Corbett and Courtney Before the Kinetograph (also known as Edison Kinetoscopic Record of Boxers and The Corbett-Courtney Fight) is an 1894 American short black-and-white silent film produced by William K.L. Dickson and starring James J. Corbett. It was only the second boxing match to be filmed, following The Leonard-Cushing Fight which had been filmed by Dickson on June 14, 1894.

The films are listed as "1st Round," "2nd Round," "3rd Round," "4th Round," "5th Round," and "6th Round". Only one partial round of the original six rounds remains intact.

==Plot==
James J. Corbett (1866–1933) and Peter Courtney (1867–1896) both take part in a specially arranged boxing match under special conditions that allow for it to be filmed and displayed on a Kinetograph. The match consists of six one-minute rounds.
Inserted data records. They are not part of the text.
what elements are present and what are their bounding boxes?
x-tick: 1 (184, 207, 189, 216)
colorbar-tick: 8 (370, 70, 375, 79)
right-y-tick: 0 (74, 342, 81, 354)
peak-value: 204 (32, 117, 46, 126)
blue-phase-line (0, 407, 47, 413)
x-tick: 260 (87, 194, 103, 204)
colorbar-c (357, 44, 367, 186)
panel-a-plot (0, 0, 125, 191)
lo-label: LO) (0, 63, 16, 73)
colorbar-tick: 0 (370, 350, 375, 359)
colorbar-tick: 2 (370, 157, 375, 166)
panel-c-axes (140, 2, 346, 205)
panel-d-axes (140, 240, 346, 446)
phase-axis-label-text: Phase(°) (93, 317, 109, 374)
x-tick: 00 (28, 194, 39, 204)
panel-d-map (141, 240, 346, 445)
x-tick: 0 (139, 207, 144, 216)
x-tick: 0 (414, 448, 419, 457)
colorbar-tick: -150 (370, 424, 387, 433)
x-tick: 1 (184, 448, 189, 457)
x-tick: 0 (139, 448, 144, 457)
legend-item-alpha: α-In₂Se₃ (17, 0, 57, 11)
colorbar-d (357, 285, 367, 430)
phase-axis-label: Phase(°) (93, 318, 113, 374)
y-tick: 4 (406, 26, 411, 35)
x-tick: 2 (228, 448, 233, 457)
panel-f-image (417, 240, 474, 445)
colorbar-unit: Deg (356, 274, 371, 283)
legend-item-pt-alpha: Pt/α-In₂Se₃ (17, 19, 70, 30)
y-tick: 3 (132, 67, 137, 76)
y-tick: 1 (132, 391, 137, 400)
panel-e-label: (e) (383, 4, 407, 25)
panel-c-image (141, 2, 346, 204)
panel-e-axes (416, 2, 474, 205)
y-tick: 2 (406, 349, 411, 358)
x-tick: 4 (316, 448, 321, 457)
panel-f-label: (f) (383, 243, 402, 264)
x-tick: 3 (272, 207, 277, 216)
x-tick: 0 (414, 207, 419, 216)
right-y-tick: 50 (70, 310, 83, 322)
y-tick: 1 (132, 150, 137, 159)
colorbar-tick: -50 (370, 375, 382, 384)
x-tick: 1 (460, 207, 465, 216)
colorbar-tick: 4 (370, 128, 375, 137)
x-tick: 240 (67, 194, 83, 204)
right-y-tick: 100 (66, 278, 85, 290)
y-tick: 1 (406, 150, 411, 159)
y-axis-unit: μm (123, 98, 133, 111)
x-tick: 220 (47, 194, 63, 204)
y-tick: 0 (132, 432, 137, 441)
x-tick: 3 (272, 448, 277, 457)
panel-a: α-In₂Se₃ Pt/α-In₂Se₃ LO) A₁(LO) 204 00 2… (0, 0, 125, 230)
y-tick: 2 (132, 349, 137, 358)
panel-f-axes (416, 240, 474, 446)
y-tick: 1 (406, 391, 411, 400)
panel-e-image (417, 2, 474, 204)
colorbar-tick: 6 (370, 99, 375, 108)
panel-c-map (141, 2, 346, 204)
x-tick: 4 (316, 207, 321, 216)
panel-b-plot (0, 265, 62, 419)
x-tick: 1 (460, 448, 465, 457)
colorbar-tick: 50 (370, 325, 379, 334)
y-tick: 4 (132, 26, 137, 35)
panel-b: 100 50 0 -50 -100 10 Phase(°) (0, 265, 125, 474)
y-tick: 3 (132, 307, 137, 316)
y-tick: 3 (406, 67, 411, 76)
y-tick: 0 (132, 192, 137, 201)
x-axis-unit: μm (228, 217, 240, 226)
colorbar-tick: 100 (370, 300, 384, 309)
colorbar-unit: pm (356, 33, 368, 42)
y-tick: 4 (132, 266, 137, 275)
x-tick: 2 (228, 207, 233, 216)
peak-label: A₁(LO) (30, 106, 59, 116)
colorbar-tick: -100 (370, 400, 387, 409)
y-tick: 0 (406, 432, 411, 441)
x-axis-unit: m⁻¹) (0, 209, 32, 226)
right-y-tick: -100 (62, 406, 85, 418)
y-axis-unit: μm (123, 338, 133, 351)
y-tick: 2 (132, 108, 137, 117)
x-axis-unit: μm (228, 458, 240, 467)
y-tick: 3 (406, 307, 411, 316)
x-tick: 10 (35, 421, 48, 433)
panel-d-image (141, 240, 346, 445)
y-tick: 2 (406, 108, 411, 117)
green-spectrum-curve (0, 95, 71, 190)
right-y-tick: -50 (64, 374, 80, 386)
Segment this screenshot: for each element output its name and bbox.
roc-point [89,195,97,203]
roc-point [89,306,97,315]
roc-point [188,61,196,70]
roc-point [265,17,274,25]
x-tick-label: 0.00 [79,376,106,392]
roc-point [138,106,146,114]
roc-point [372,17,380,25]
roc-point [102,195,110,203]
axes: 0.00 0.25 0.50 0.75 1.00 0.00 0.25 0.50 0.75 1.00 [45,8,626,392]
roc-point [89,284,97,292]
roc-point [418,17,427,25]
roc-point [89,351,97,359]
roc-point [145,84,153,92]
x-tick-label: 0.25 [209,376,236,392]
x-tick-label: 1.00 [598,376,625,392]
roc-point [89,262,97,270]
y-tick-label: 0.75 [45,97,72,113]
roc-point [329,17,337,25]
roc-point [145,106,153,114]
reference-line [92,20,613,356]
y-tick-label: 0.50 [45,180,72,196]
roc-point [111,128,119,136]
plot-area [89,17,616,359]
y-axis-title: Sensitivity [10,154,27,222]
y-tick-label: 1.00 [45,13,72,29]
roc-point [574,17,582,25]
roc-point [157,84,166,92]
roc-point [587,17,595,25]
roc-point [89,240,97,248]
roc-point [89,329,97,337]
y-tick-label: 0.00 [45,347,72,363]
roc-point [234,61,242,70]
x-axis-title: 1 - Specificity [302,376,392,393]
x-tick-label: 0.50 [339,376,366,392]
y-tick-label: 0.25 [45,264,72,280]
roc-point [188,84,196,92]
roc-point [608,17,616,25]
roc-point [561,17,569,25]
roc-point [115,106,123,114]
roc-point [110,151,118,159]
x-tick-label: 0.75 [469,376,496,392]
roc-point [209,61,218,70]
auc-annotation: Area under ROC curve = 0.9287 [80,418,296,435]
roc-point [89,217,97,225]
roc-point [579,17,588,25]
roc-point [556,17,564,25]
James J. Corbett was a boxing hero of the time while Courtney was the underdog.

==Production==
The film was produced by the Edison Manufacturing Company, which had begun making films in 1890 under the direction of one of the earliest pioneers to film William K.L. Dickson. It was filmed entirely within the Black Maria studio at West Orange, New Jersey, in the US, which is widely referred to as "America's First Movie Studio". It was filmed on September 7, 1894. Courtney died a little over a year after the film was made.

According to the Internet Movie Database, the film was made in a 35 mm format with an aspect ratio of 1.33 : 1. The movie was intended to be displayed on a Kinetoscope.

==Cast==
- James J. Corbett as Boxer (Boxing hero of the time)
- Peter Courtney as Boxer (Underdog)

uncredited
- Maurice Barrymore as Corner Man for Corbett
- William Muldoon as Corner Man for Corbett
- Melbourne MacDowell as Corner Man for Courtney

== Current status ==
The film's copyright has now expired and it is freely available on the internet to download. A copy is kept by the Library of Congress and can be viewed on their American Memory website. In 1997 it was featured in Sports on the Silver Screen, an anthology, narrated by Liev Schreiber, which looks at sports in cinema from the earliest silent films. It also included on disc one of the DVD Edison: The Invention of the Movies.